Statistics attempts to infer the properties of a large Collection of Data from inspection of a sample of the Collection thereby allowing educated guesses to be made with a minimum of expense. There are generally 3 kinds of averages commonly used in Statistics. They are: (i) Mean, (ii) Median, and (iii) Mode.
Statistics is the study of Data Collection, Analysis, Interpretation, Presentation, and organizing in a specific way. Mathematical methods used for different analytics include mathematical Analysis, linear algebra, stochastic Analysis, the theory of measure-theoretical probability, and differential equations. Collecting, classifying, organizing, and displaying numerical Data is associated with Statistics. This helps one to grasp different outcomes from it and foresee several possibilities of various events. Statistics discuss information, observations, and Data in the form of numerical Data. We are able to find different indicators of central tendencies and the divergence of various values from the center with the help of Statistics.
The ability to analyze and interpret statistical Data is a vital skill for researchers and professionals from a wide variety of disciplines. You may need to make decisions on the basis of statistical Data, interpret statistical Data in research papers, do your own research, and interpret the Data.
Types of Statistics
There are two kinds of Statistics, which are descriptive Statistics and inferential Statistics. In descriptive Statistics, the Data or Collection Data are described in a summarized way, whereas in inferential Statistics, we make use of it in order to explain the descriptive kind. Both of them are used on a large scale. Also, there is another kind of Statistics where descriptive transitions into inferential Statistics.
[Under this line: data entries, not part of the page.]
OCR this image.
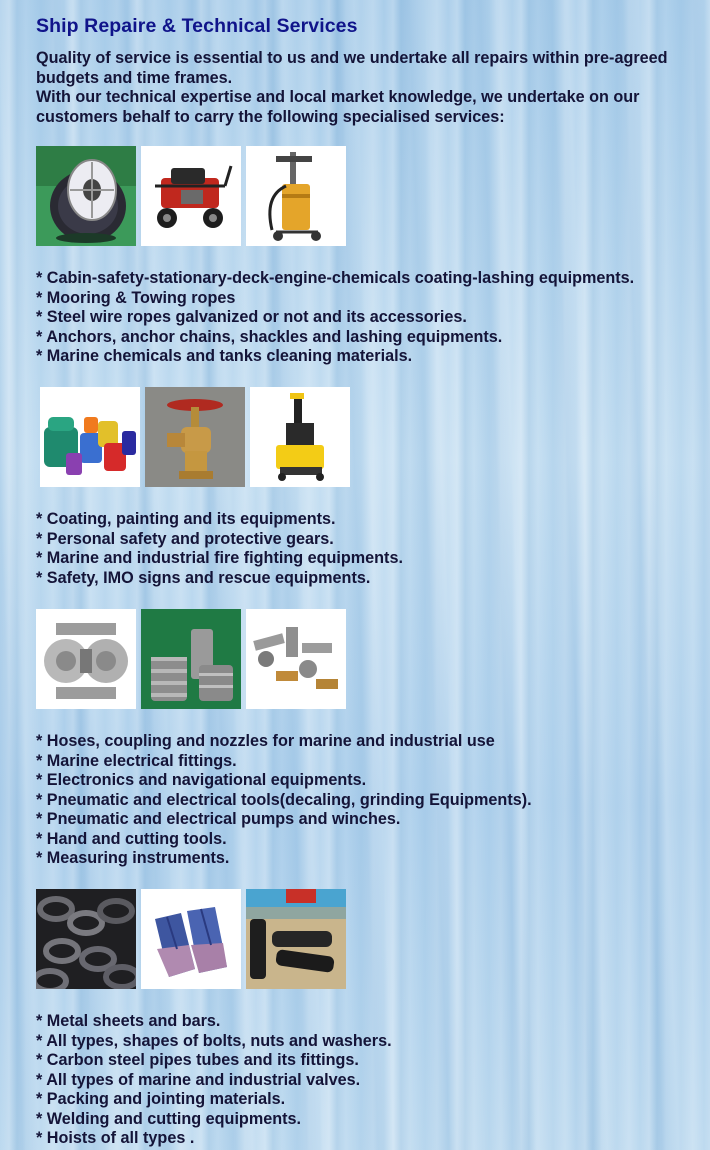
Ship Repaire & Technical Services

Quality of service is essential to us and we undertake all repairs within pre-agreed budgets and time frames.

With our technical expertise and local market knowledge, we undertake on our customers behalf to carry the following specialised services:

* Cabin-safety-stationary-deck-engine-chemicals coating-lashing equipments.
* Mooring & Towing ropes
* Steel wire ropes galvanized or not and its accessories.
* Anchors, anchor chains, shackles and lashing equipments.
* Marine chemicals and tanks cleaning materials.
* Coating, painting and its equipments.
* Personal safety and protective gears.
* Marine and industrial fire fighting equipments.
* Safety, IMO signs and rescue equipments.
* Hoses, coupling and nozzles for marine and industrial use
* Marine electrical fittings.
* Electronics and navigational equipments.
* Pneumatic and electrical tools(decaling, grinding Equipments).
* Pneumatic and electrical pumps and winches.
* Hand and cutting tools.
* Measuring instruments.
* Metal sheets and bars.
* All types, shapes of bolts, nuts and washers.
* Carbon steel pipes tubes and its fittings.
* All types of marine and industrial valves.
* Packing and jointing materials.
* Welding and cutting equipments.
* Hoists of all types .
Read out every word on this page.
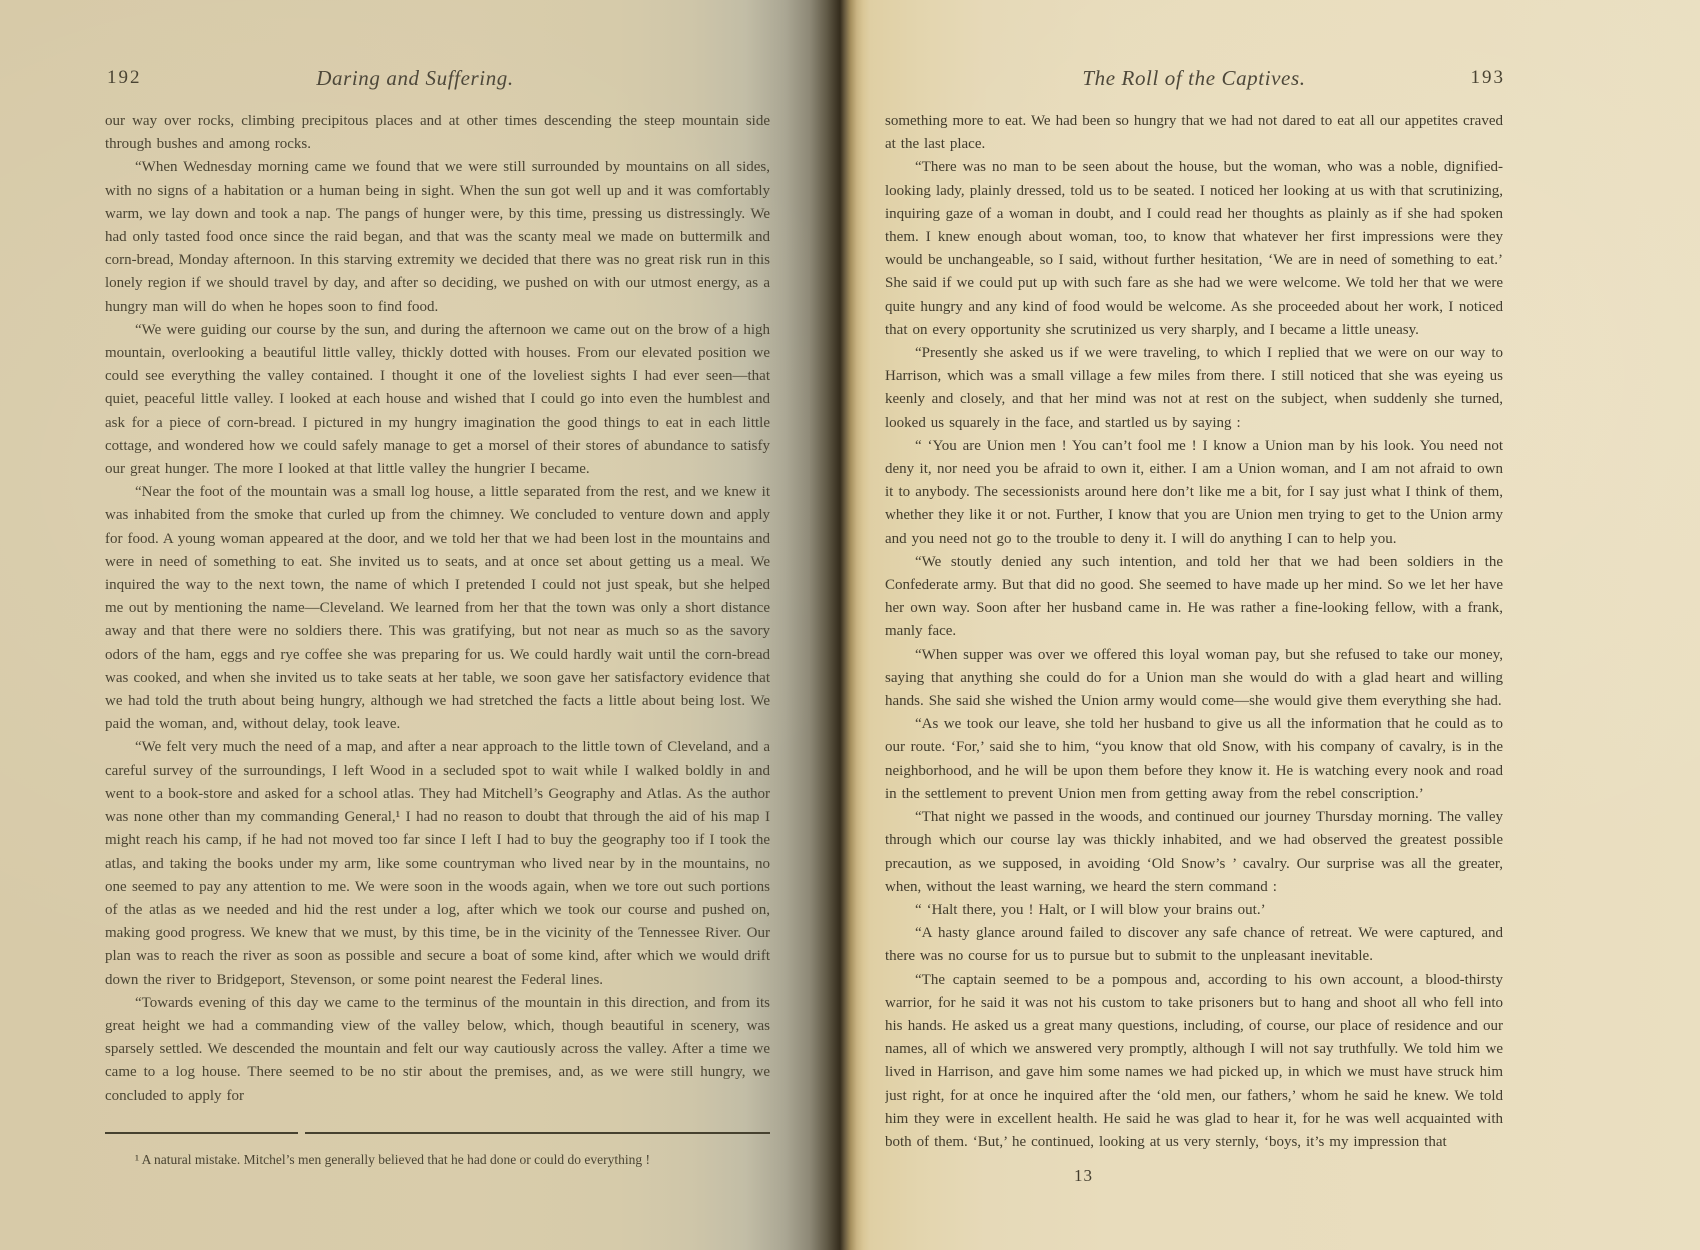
192	Daring and Suffering.

our way over rocks, climbing precipitous places and at other times descending the steep mountain side through bushes and among rocks.

“When Wednesday morning came we found that we were still surrounded by mountains on all sides, with no signs of a habitation or a human being in sight. When the sun got well up and it was comfortably warm, we lay down and took a nap. The pangs of hunger were, by this time, pressing us distressingly. We had only tasted food once since the raid began, and that was the scanty meal we made on buttermilk and corn-bread, Monday afternoon. In this starving extremity we decided that there was no great risk run in this lonely region if we should travel by day, and after so deciding, we pushed on with our utmost energy, as a hungry man will do when he hopes soon to find food.

“We were guiding our course by the sun, and during the afternoon we came out on the brow of a high mountain, overlooking a beautiful little valley, thickly dotted with houses. From our elevated position we could see everything the valley contained. I thought it one of the loveliest sights I had ever seen—that quiet, peaceful little valley. I looked at each house and wished that I could go into even the humblest and ask for a piece of corn-bread. I pictured in my hungry imagination the good things to eat in each little cottage, and wondered how we could safely manage to get a morsel of their stores of abundance to satisfy our great hunger. The more I looked at that little valley the hungrier I became.

“Near the foot of the mountain was a small log house, a little separated from the rest, and we knew it was inhabited from the smoke that curled up from the chimney. We concluded to venture down and apply for food. A young woman appeared at the door, and we told her that we had been lost in the mountains and were in need of something to eat. She invited us to seats, and at once set about getting us a meal. We inquired the way to the next town, the name of which I pretended I could not just speak, but she helped me out by mentioning the name—Cleveland. We learned from her that the town was only a short distance away and that there were no soldiers there. This was gratifying, but not near as much so as the savory odors of the ham, eggs and rye coffee she was preparing for us. We could hardly wait until the corn-bread was cooked, and when she invited us to take seats at her table, we soon gave her satisfactory evidence that we had told the truth about being hungry, although we had stretched the facts a little about being lost. We paid the woman, and, without delay, took leave.

“We felt very much the need of a map, and after a near approach to the little town of Cleveland, and a careful survey of the surroundings, I left Wood in a secluded spot to wait while I walked boldly in and went to a book-store and asked for a school atlas. They had Mitchell’s Geography and Atlas. As the author was none other than my commanding General,¹ I had no reason to doubt that through the aid of his map I might reach his camp, if he had not moved too far since I left I had to buy the geography too if I took the atlas, and taking the books under my arm, like some countryman who lived near by in the mountains, no one seemed to pay any attention to me. We were soon in the woods again, when we tore out such portions of the atlas as we needed and hid the rest under a log, after which we took our course and pushed on, making good progress. We knew that we must, by this time, be in the vicinity of the Tennessee River. Our plan was to reach the river as soon as possible and secure a boat of some kind, after which we would drift down the river to Bridgeport, Stevenson, or some point nearest the Federal lines.

“Towards evening of this day we came to the terminus of the mountain in this direction, and from its great height we had a commanding view of the valley below, which, though beautiful in scenery, was sparsely settled. We descended the mountain and felt our way cautiously across the valley. After a time we came to a log house. There seemed to be no stir about the premises, and, as we were still hungry, we concluded to apply for

¹ A natural mistake. Mitchel’s men generally believed that he had done or could do everything !

The Roll of the Captives.	193

something more to eat. We had been so hungry that we had not dared to eat all our appetites craved at the last place.

“There was no man to be seen about the house, but the woman, who was a noble, dignified-looking lady, plainly dressed, told us to be seated. I noticed her looking at us with that scrutinizing, inquiring gaze of a woman in doubt, and I could read her thoughts as plainly as if she had spoken them. I knew enough about woman, too, to know that whatever her first impressions were they would be unchangeable, so I said, without further hesitation, ‘We are in need of something to eat.’ She said if we could put up with such fare as she had we were welcome. We told her that we were quite hungry and any kind of food would be welcome. As she proceeded about her work, I noticed that on every opportunity she scrutinized us very sharply, and I became a little uneasy.

“Presently she asked us if we were traveling, to which I replied that we were on our way to Harrison, which was a small village a few miles from there. I still noticed that she was eyeing us keenly and closely, and that her mind was not at rest on the subject, when suddenly she turned, looked us squarely in the face, and startled us by saying :

“ ‘You are Union men ! You can’t fool me ! I know a Union man by his look. You need not deny it, nor need you be afraid to own it, either. I am a Union woman, and I am not afraid to own it to anybody. The secessionists around here don’t like me a bit, for I say just what I think of them, whether they like it or not. Further, I know that you are Union men trying to get to the Union army and you need not go to the trouble to deny it. I will do anything I can to help you.

“We stoutly denied any such intention, and told her that we had been soldiers in the Confederate army. But that did no good. She seemed to have made up her mind. So we let her have her own way. Soon after her husband came in. He was rather a fine-looking fellow, with a frank, manly face.

“When supper was over we offered this loyal woman pay, but she refused to take our money, saying that anything she could do for a Union man she would do with a glad heart and willing hands. She said she wished the Union army would come—she would give them everything she had.

“As we took our leave, she told her husband to give us all the information that he could as to our route. ‘For,’ said she to him, “you know that old Snow, with his company of cavalry, is in the neighborhood, and he will be upon them before they know it. He is watching every nook and road in the settlement to prevent Union men from getting away from the rebel conscription.’

“That night we passed in the woods, and continued our journey Thursday morning. The valley through which our course lay was thickly inhabited, and we had observed the greatest possible precaution, as we supposed, in avoiding ‘Old Snow’s ’ cavalry. Our surprise was all the greater, when, without the least warning, we heard the stern command :

“ ‘Halt there, you ! Halt, or I will blow your brains out.’

“A hasty glance around failed to discover any safe chance of retreat. We were captured, and there was no course for us to pursue but to submit to the unpleasant inevitable.

“The captain seemed to be a pompous and, according to his own account, a blood-thirsty warrior, for he said it was not his custom to take prisoners but to hang and shoot all who fell into his hands. He asked us a great many questions, including, of course, our place of residence and our names, all of which we answered very promptly, although I will not say truthfully. We told him we lived in Harrison, and gave him some names we had picked up, in which we must have struck him just right, for at once he inquired after the ‘old men, our fathers,’ whom he said he knew. We told him they were in excellent health. He said he was glad to hear it, for he was well acquainted with both of them. ‘But,’ he continued, looking at us very sternly, ‘boys, it’s my impression that

13
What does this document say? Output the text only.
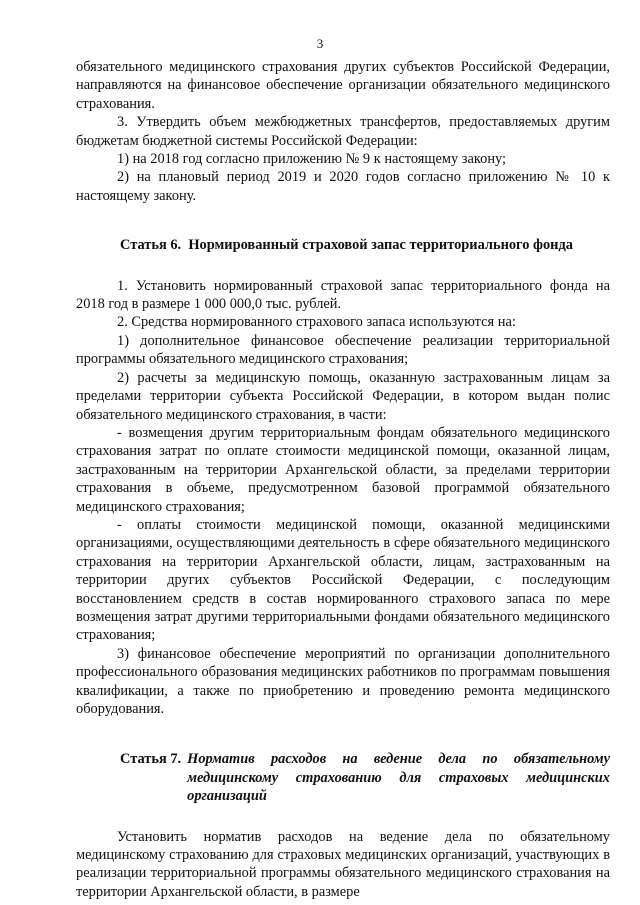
3

обязательного медицинского страхования других субъектов Российской Федерации, направляются на финансовое обеспечение организации обязательного медицинского страхования.

3. Утвердить объем межбюджетных трансфертов, предоставляемых другим бюджетам бюджетной системы Российской Федерации:

1) на 2018 год согласно приложению № 9 к настоящему закону;

2) на плановый период 2019 и 2020 годов согласно приложению № 10 к настоящему закону.

Статья 6. Нормированный страховой запас территориального фонда

1. Установить нормированный страховой запас территориального фонда на 2018 год в размере 1 000 000,0 тыс. рублей.

2. Средства нормированного страхового запаса используются на:

1) дополнительное финансовое обеспечение реализации территориальной программы обязательного медицинского страхования;

2) расчеты за медицинскую помощь, оказанную застрахованным лицам за пределами территории субъекта Российской Федерации, в котором выдан полис обязательного медицинского страхования, в части:

- возмещения другим территориальным фондам обязательного медицинского страхования затрат по оплате стоимости медицинской помощи, оказанной лицам, застрахованным на территории Архангельской области, за пределами территории страхования в объеме, предусмотренном базовой программой обязательного медицинского страхования;

- оплаты стоимости медицинской помощи, оказанной медицинскими организациями, осуществляющими деятельность в сфере обязательного медицинского страхования на территории Архангельской области, лицам, застрахованным на территории других субъектов Российской Федерации, с последующим восстановлением средств в состав нормированного страхового запаса по мере возмещения затрат другими территориальными фондами обязательного медицинского страхования;

3) финансовое обеспечение мероприятий по организации дополнительного профессионального образования медицинских работников по программам повышения квалификации, а также по приобретению и проведению ремонта медицинского оборудования.

Статья 7. Норматив расходов на ведение дела по обязательному медицинскому страхованию для страховых медицинских организаций

Установить норматив расходов на ведение дела по обязательному медицинскому страхованию для страховых медицинских организаций, участвующих в реализации территориальной программы обязательного медицинского страхования на территории Архангельской области, в размере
Statistics is mainly divided into the following two categories.
Descriptive Statistics
Inferential Statistics
Descriptive Statistics
In the descriptive Statistics, the Data is described in a summarized way. The summarization is done from the sample of the population using different parameters like Mean or standard deviation. Descriptive Statistics are a way of using charts, graphs, and summary measures to organize, represent, and explain a set of Data.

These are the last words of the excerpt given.